The study looks at three things: investment in people, ability to attract skilled foreigners, and readiness, a measure of the availability of skills in the talent pool.
Investing in people
Overall Switzerland comes third in this category.
Swiss underperformance can be found in public education investment. Here it ranks 12th, spending 6% of GDP, behind leaders such as Denmark and Iceland, that both spend 7.6% of GDP. Despite this lower percentage Switzerland still outspends per capita. Because Swiss GDP is high it spends around 20% more per capita than Denmark on public education.

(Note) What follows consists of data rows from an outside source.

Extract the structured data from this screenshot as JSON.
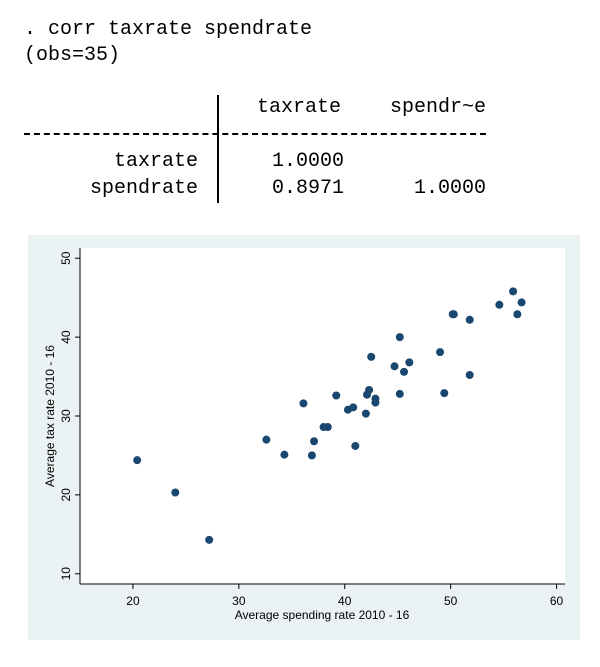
{
  "console": {
    "command": ". corr taxrate spendrate",
    "obs": "(obs=35)",
    "columns": [
      "taxrate",
      "spendr~e"
    ],
    "rows": [
      {
        "label": "taxrate",
        "values": [
          "1.0000"
        ]
      },
      {
        "label": "spendrate",
        "values": [
          "0.8971",
          "1.0000"
        ]
      }
    ]
  },
  "chart_data": {
    "type": "scatter",
    "x_label": "Average spending rate 2010 - 16",
    "y_label": "Average tax rate 2010 - 16",
    "x": [
      20.4,
      24.0,
      27.2,
      32.6,
      34.3,
      36.1,
      36.9,
      37.1,
      38.0,
      38.4,
      39.2,
      40.3,
      40.8,
      41.0,
      42.0,
      42.1,
      42.3,
      42.5,
      42.9,
      42.9,
      44.7,
      45.2,
      45.2,
      45.6,
      46.1,
      49.0,
      49.4,
      50.2,
      50.3,
      51.8,
      51.8,
      54.6,
      55.9,
      56.3,
      56.7
    ],
    "values": [
      24.4,
      20.3,
      14.3,
      27.0,
      25.1,
      31.6,
      25.0,
      26.8,
      28.6,
      28.6,
      32.6,
      30.8,
      31.1,
      26.2,
      30.3,
      32.7,
      33.3,
      37.5,
      32.2,
      31.7,
      36.3,
      40.0,
      32.8,
      35.6,
      36.8,
      38.1,
      32.9,
      42.9,
      42.9,
      35.2,
      42.2,
      44.1,
      45.8,
      42.9,
      44.4
    ],
    "color": "#1a476f",
    "xlim": [
      15,
      60.8
    ],
    "ylim": [
      8.7,
      51.3
    ],
    "xticks": [
      20,
      30,
      40,
      50,
      60
    ],
    "yticks": [
      10,
      20,
      30,
      40,
      50
    ]
  }
}
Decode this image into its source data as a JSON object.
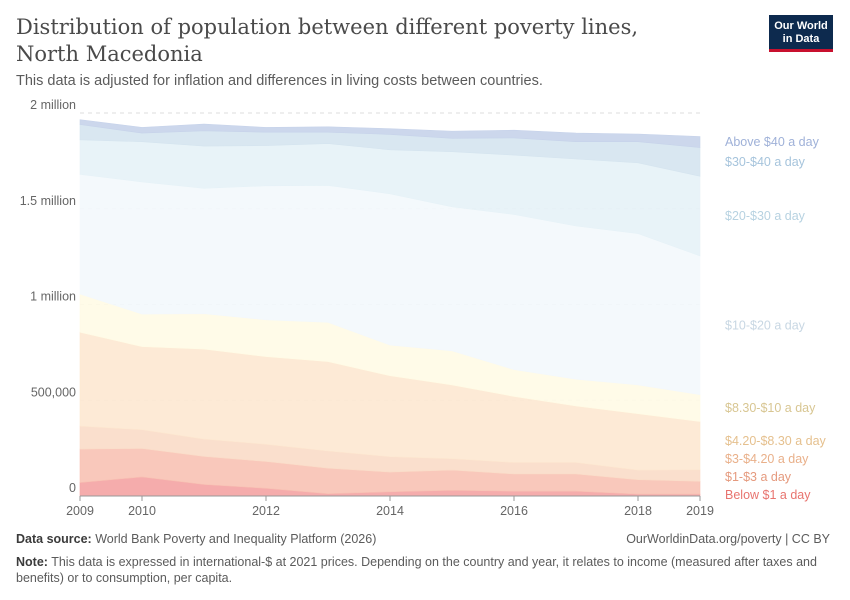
{
  "header": {
    "title": "Distribution of population between different poverty lines, North Macedonia",
    "subtitle": "This data is adjusted for inflation and differences in living costs between countries.",
    "logo_line1": "Our World",
    "logo_line2": "in Data"
  },
  "footer": {
    "source_label": "Data source:",
    "source_text": "World Bank Poverty and Inequality Platform (2026)",
    "license": "OurWorldinData.org/poverty | CC BY",
    "note_label": "Note:",
    "note_text": "This data is expressed in international-$ at 2021 prices. Depending on the country and year, it relates to income (measured after taxes and benefits) or to consumption, per capita."
  },
  "chart_data": {
    "type": "area",
    "stacked": true,
    "x": [
      2009,
      2010,
      2011,
      2012,
      2013,
      2014,
      2015,
      2016,
      2017,
      2018,
      2019
    ],
    "xticks": [
      "2009",
      "2010",
      "2012",
      "2014",
      "2016",
      "2018",
      "2019"
    ],
    "yticks": [
      {
        "value": 0,
        "label": "0"
      },
      {
        "value": 500000,
        "label": "500,000"
      },
      {
        "value": 1000000,
        "label": "1 million"
      },
      {
        "value": 1500000,
        "label": "1.5 million"
      },
      {
        "value": 2000000,
        "label": "2 million"
      }
    ],
    "ylim": [
      0,
      2000000
    ],
    "grid": true,
    "legend_position": "right",
    "series": [
      {
        "name": "Below $1 a day",
        "color": "#f4a3a3",
        "label_color": "#e8746f",
        "values": [
          70000,
          100000,
          60000,
          40000,
          12000,
          22000,
          30000,
          25000,
          25000,
          10000,
          10000
        ]
      },
      {
        "name": "$1-$3 a day",
        "color": "#f8c2b4",
        "label_color": "#e59a7e",
        "values": [
          175000,
          148000,
          147000,
          140000,
          133000,
          103000,
          105000,
          90000,
          90000,
          75000,
          67000
        ]
      },
      {
        "name": "$3-$4.20 a day",
        "color": "#fadcc8",
        "label_color": "#e9b08a",
        "values": [
          120000,
          98000,
          90000,
          90000,
          90000,
          80000,
          60000,
          60000,
          60000,
          50000,
          60000
        ]
      },
      {
        "name": "$4.20-$8.30 a day",
        "color": "#fde8d1",
        "label_color": "#e5c08e",
        "values": [
          490000,
          434000,
          470000,
          458000,
          467000,
          423000,
          385000,
          345000,
          295000,
          295000,
          252000
        ]
      },
      {
        "name": "$8.30-$10 a day",
        "color": "#fffbe5",
        "label_color": "#d8c692",
        "values": [
          200000,
          170000,
          185000,
          192000,
          205000,
          160000,
          178000,
          140000,
          140000,
          150000,
          140000
        ]
      },
      {
        "name": "$10-$20 a day",
        "color": "#f3f8fc",
        "label_color": "#c8d7e3",
        "values": [
          625000,
          690000,
          655000,
          700000,
          715000,
          790000,
          752000,
          810000,
          800000,
          790000,
          725000
        ]
      },
      {
        "name": "$20-$30 a day",
        "color": "#e6f2f7",
        "label_color": "#b7d2e1",
        "values": [
          180000,
          210000,
          220000,
          210000,
          218000,
          230000,
          288000,
          310000,
          350000,
          370000,
          416000
        ]
      },
      {
        "name": "$30-$40 a day",
        "color": "#d5e4ef",
        "label_color": "#a6c4dc",
        "values": [
          80000,
          45000,
          80000,
          70000,
          60000,
          80000,
          70000,
          90000,
          90000,
          110000,
          150000
        ]
      },
      {
        "name": "Above $40 a day",
        "color": "#c7d3ea",
        "label_color": "#9fb1d8",
        "values": [
          25000,
          30000,
          35000,
          25000,
          28000,
          30000,
          37000,
          40000,
          45000,
          40000,
          57000
        ]
      }
    ]
  }
}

In addition, it makes up for public education spending by ranking first on apprenticeships and employee training.
Other educational areas where Switzerland misses out coming top are pupil teacher ratios (primary 26th, secondary 23rd), spending per pupil (12th), and female labour force participation (22nd).
According to the report, increasing female labour force participation leads to more effective, higher quality leadership.
Switzerland grabs the top spot for its ability to attract foreign talent. While a high standard of living is a magnet for talent, it all comes at a high price. On cost of living, Switzerland was ranked the second priciest behind Hong Kong. The cheapest place, South Africa, ranked only 42nd overall.
High cost was offset by the world’s highest pay. Swiss service sector workers were the highest paid in every category. Swiss bank credit officers (US$ 114,404), product managers (US$ 123,313), primary school teachers (US$ 99,869), personal assistants (US$ 72,551) and call centre agents (US$ 52,990) were all very well paid.
Management pay in Switzerland also beat the rest of the world. Average Swiss CEO pay (US$ 826,948), manufacturing director pay (US$ 347,612), director pay (US$ 330,732) and engineer pay (US$ 190,780) all outranked the other nations in the study.
If you envy South Africa’s low prices, the country will lose its pull when you discover the pay. A primary school teacher there earns US$ 13,174 and bank credit officer only US$ 12,774.
Switzerland came second here overall. Readiness includes: labour force growth (17th), skilled labour (8th), finance skills (3rd), international experience (1st), competent senior managers (5th), educational system (1st), science in school (2nd), university education (1st), management education (1st), language skills (2nd), inbound student mobility (7th), and PISA scores (9th).
The IMD study is consistent with other similar research. Overall Switzerland does several things very well. It produces talented people, in particular though apprenticeships and on-the-job training and attracts many of the best and brightest from other nations. It then puts all of these people to work in a multitude of high-tech-high-value-add sectors and pays them well, attracting further talent.